Most users view their social media profiles several times each day. People usually see opinions from their friends and also a multitude of memes. Like these entertaining memes, meme stocks are estimated to rise in value since people are constantly posting about them online, not because the overall stock price is projected to grow.
Before the influx of apps like Robinhood and Acorns, people needed to extensively study stock markets to have a clear picture of a good investment, what to keep and what to sell. Now, as social media is on the rise, everyone is becoming a stock expert. According to The Balance, Misty Lynch, a certified financial planner with Beck Bode, wrote, "It is really a category for stock that has seen rapid growth and attention on social media channels like Reddit and Twitter. The valuation may not line up with the price changes—or the hype."
Earlier this year, the subreddit r/wallstreetbets disrupted the stock market. They increased the value of Game Stop stock through multiple posts, resulting in significant losses for hedge funds, up to $1 billion per day. According to MSN (2), It's quite an accomplishment for a feed that began in 2012 and became an "irreverent and sarcastic" place for people to discuss Wall Street, according to MSN. Currently, novice investors are having a profound impact on the rise and fall of the stock market. Former technology consultant Jaime ROgozinski, started the subreddit, stating that it was undervalued and encouraged people who had the store to hold onto it. Now he is using his notoriety to encourage amateur investors, even doing interviews on TMZ. In the interview, he discussed the original concept for Wallstreet Bets. He wanted to create a community for people who weren't focused on long-term investing, wanting only to buy and sell stocks quickly and make a large amount of capital. Eventually, it became a place for people to share sarcastic thoughts about hedge fund managers.

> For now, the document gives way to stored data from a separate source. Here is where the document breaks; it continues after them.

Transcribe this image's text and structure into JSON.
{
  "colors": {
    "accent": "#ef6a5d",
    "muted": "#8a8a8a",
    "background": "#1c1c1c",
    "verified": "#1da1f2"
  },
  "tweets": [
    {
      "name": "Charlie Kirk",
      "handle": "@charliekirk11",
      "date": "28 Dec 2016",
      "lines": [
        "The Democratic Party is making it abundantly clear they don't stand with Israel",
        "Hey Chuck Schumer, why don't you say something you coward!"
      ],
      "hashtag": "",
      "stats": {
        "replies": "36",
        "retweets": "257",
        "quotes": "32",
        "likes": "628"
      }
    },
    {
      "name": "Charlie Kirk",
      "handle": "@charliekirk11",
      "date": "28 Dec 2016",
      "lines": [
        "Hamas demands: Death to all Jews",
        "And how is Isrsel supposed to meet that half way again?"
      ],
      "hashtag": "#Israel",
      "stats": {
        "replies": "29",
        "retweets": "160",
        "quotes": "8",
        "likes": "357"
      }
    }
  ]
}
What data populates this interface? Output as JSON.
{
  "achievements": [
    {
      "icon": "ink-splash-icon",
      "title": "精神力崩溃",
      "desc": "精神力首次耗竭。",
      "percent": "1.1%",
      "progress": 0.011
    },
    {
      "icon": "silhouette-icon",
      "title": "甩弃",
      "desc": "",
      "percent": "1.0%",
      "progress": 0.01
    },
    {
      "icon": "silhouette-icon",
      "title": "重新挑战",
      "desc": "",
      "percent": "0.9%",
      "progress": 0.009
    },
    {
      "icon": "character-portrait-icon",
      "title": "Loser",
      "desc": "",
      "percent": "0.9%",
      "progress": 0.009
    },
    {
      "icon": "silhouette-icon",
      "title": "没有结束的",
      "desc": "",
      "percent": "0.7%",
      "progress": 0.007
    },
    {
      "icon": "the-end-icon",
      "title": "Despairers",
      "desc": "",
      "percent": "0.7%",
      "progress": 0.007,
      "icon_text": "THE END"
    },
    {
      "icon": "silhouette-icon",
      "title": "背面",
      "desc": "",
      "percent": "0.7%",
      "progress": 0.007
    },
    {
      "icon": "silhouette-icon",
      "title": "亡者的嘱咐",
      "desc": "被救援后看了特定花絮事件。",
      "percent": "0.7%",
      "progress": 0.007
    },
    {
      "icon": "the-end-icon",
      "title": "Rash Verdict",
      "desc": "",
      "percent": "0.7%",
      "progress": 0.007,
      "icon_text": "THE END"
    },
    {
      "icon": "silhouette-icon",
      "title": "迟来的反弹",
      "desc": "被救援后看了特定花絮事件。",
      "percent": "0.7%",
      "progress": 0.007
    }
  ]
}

Keith Gill is the one who saw the underevaluation of Game Stop Stock. According to Wall Street on Parade, Even though Gill posts under an irreverent name, he isn't a stock buying rookie; many news outlets made this mistake when reporting on the story. Gill holds multiple trading licenses and is a supervisor for Wall Street. This example illustrates that even though people use absurd handles on social media, they aren't unqualified. However, using this strategy makes stock buying more accessible. Additionally, the irreverence draws more attention to an industry that sometimes resembles an exclusive club only accessible by people with years of training. The term "meme stock" may be a misnomer because the viral frenzy behind buying and investing in trending stock may result in heavy losses. Many financial advisors caution against purchasing the stocks rapidly despite admitting to buying them for themselves or their clients.
Let's go to the movies
According to CNBC, On June 2, another Meme Stock is emerging. AMC Entertainment has seen a 100% increase which stopped trading several times. However, this rise is not just because individual investors are investing. As Meme Stocks rise, many firms are starting to follow these trends, and that is a complete 180-degree turn from an earlier generation of investors. Investing firm Mudrick Capital, an investment firm, has reported losses, most likely due to the rising trend; and became one of the big investors in AMC, buying and selling 8.5 million dollars.
Buying and selling
The rise of Meme Stocks began during the pandemic. People had time and used large amounts of their stimulus checks to invest, hoping to sustain themselves during uncertain financial times. As more people did the same, they began to gravitate towards apps like Robin Hood, gaining knowledge and becoming more comfortable with making investments. As a byproduct of the growth of the community, stocks like Game Stop and AMC, among others, started to trend, and prices began to rise. Purchasing and selling Meme stocks is a trend that is projected to continue. However, there are many things a potential investor should consider. Meme stocks are similar to entertainment. People are trying to make money at the end of the day, but they're buying stocks if they're gaining popularity, much like a new fad. Therefore, it is wise to invest only as much money as you might for a pair of boots that you'll wear for a single season. According to Nasdaq, Meme stocks are sparked by small traders who cause a "short squeeze," which is an investment term for people who buy stocks with the intent of selling quickly before the price drops. It's a risky investment because once the popularity dies, the value of the stock sharply decreases.
Although the phrase Meme Stock is a reasonably new term, purchasing stocks because of popularity is not. Although the term"Meme Stock" is relatively new, buying stocks based on their popularity is not. The late 90s was when the internet was on the rise. Many people were overly confident in their future predictions of business and online commerce. In the late 1990s, the internet was flourishing. Many people were overly optimistic about the future of business as well as online marketing. There was an invasion of dot-com companies, and many of them achieved enormous success. During this era, many of these companies were overvalued, leading to significant losses for those who purchased stock, culminating in the 2001 stock market crash. Companies like Amazon and eBay were part of this surge and still enjoy growing success. However, businesses such as pets.com experienced brief success before sinking in value and eventually stopping operations. Success and loss are equally possible when investing in the stock market. Meme Stocks are one way future stock investors feel confident investing their money. However, the previous surge of Meme Stock investing is a cautionary tale. Some businesses will thrive as a result of their exposure via social media postings. However, extreme confidence may lead to another stock market crash comparable to the one twenty years ago.